Siedenburg Park

Firefighter Christopher J. Siedenburg Park

This text is part of Parks’ Historical Signs Project and can be found posted within the park.

This park honors Christopher John Siedenburg (1969-1994) a dedicated Staten Island fireman. A lifelong resident of Great Kills, he saw fighting fires as the finest expression of his greatest goal, helping people. Throughout his time at Monsignor Farrell High School and his two years at the College of Staten Island, Siedenburg worked as a newspaper carrier, restaurant worker, lifeguard, and at several other jobs. He then joined the Volunteer Heart Resuscitation Unit of Staten Island (VHRU) and trained as a State Emergency Medical Technician. The many hours that he devoted to the VHRU each week earned him both awards and recognition.

As soon as he was eligible, Siedenburg entered the Fire Department of New York (FDNY) training program. After passing the written test, he achieved a perfect score on the highly challenging physical tests. On September 8, 1991, he became a New York City firefighter assigned to Engine 24 in Greenwich Village. He continued to volunteer with the VHRU on his days off.

This dedicated man had only been on the job for two and a half years when he was badly injured in a SOHO fire on March 28, 1994. The EMT who transported Siedenburg to the Cornell Burn Center later told his family that despite severe pain from his burns, Christopher had said that “being a firefighter is the greatest job in the world, helping people.” He died the next day at age 25. Siedenburg Park on Greaves and Dewey Avenues was named in 2001 to celebrate and remember his courage and his generosity of spirit.

The park, formerly known as Evergreen Park, was created in 1982 as the result of a land exchange deal between the City and the Arthur Walkill Corporation of real estate developers. The company provided the land and a $75,000 trust fund to be used for its maintenance in exchange for another City-owned parcel of land elsewhere on the island.

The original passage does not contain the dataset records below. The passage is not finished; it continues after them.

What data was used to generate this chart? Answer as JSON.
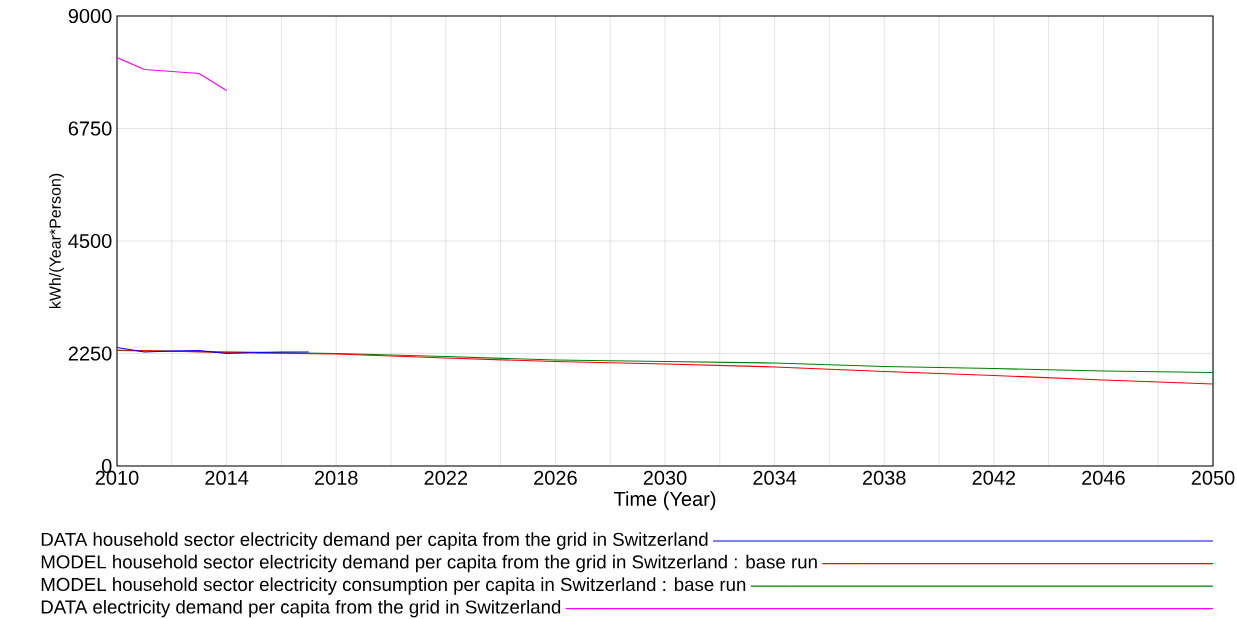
{
  "chart_data": {
    "type": "line",
    "xlabel": "Time (Year)",
    "ylabel": "kWh/(Year*Person)",
    "xlim": [
      2010,
      2050
    ],
    "ylim": [
      0,
      9000
    ],
    "xticks": [
      2010,
      {
        "value": 2012,
        "label": null
      },
      2014,
      {
        "value": 2016,
        "label": null
      },
      2018,
      {
        "value": 2020,
        "label": null
      },
      2022,
      {
        "value": 2024,
        "label": null
      },
      2026,
      {
        "value": 2028,
        "label": null
      },
      2030,
      {
        "value": 2032,
        "label": null
      },
      2034,
      {
        "value": 2036,
        "label": null
      },
      2038,
      {
        "value": 2040,
        "label": null
      },
      2042,
      {
        "value": 2044,
        "label": null
      },
      2046,
      {
        "value": 2048,
        "label": null
      },
      2050
    ],
    "yticks": [
      0,
      2250,
      4500,
      6750,
      9000
    ],
    "grid": true,
    "legend": "bottom",
    "series": [
      {
        "name": "DATA household sector electricity demand per capita from the grid in Switzerland",
        "color": "#0000ff",
        "x": [
          2010,
          2011,
          2012,
          2013,
          2014,
          2015,
          2016,
          2017
        ],
        "values": [
          2370,
          2280,
          2300,
          2310,
          2250,
          2270,
          2280,
          2280
        ]
      },
      {
        "name": "MODEL household sector electricity demand per capita from the grid in Switzerland : base run",
        "color": "#ff0000",
        "x": [
          2010,
          2014,
          2018,
          2022,
          2026,
          2030,
          2034,
          2038,
          2042,
          2046,
          2050
        ],
        "values": [
          2320,
          2270,
          2240,
          2160,
          2090,
          2040,
          1980,
          1890,
          1810,
          1720,
          1640
        ]
      },
      {
        "name": "MODEL household sector electricity consumption per capita in Switzerland : base run",
        "color": "#008000",
        "x": [
          2010,
          2014,
          2018,
          2022,
          2026,
          2030,
          2034,
          2038,
          2042,
          2046,
          2050
        ],
        "values": [
          2310,
          2280,
          2250,
          2190,
          2120,
          2090,
          2060,
          1990,
          1950,
          1900,
          1870
        ]
      },
      {
        "name": "DATA electricity demand per capita from the grid in Switzerland",
        "color": "#ff00ff",
        "x": [
          2010,
          2011,
          2012,
          2013,
          2014
        ],
        "values": [
          8170,
          7930,
          7890,
          7850,
          7510
        ]
      }
    ]
  }
}
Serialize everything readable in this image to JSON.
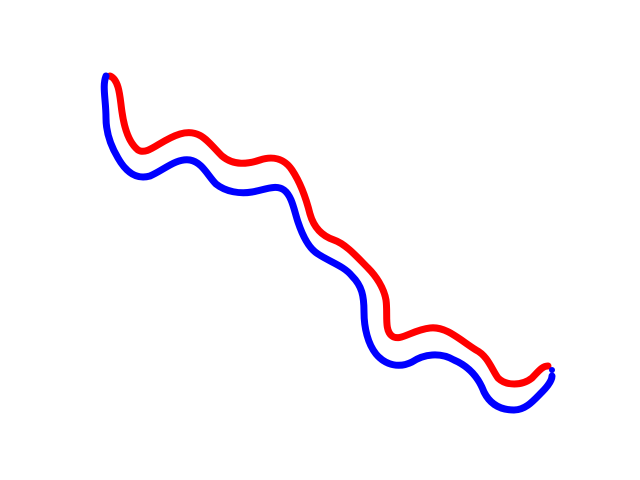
{
  "figure": {
    "background": "#ffffff",
    "paths": [
      {
        "name": "red-path",
        "color": "#ff0000"
      },
      {
        "name": "blue-path",
        "color": "#0000ff"
      }
    ]
  }
}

Through an arrangement with Parks, the Staten Island Institute of Arts and Sciences managed this property, providing educational programs as well as security for the park until 1989. Since then, Parks has been responsible for all maintenance. Bird watchers and hikers alike appreciate the site's varied topography and diversity of wetland wildlife, while researchers and scientists benefit from the site's unspoiled natural environment.

The parkland sustains a broad assortment of wetland wildlife in both ponds and reedy swamps. At its entrance, the park welcomes visitors with many beautiful, full-grown junipers and a variety of evergreen shrubs. The Greaves Avenue expanse overlooks the swamp which is home to the park's many birds, among them great blue herons (ardea herodius), mallard ducks (anas platyrhynchos), egrets (casmerodius albus), green herons (butorides striatus), and red-winged blackbirds (agelaius phoeniceus).

A large section of the park is covered by oak forest and hosts several varieties of ferns, pink-ladies-slipper orchids (cypripedium reginae), wild blueberries (vaccinium), azaleas and other, similar shrubs. Some evergreens and Red maples (acer rubrum) can also be found in this vast woodland and unique species to this park, such as royal ferns (osmunda regalis), netted chain ferns (woodwardia), and Indian cucumber roots (medeola virginiana) are abundant.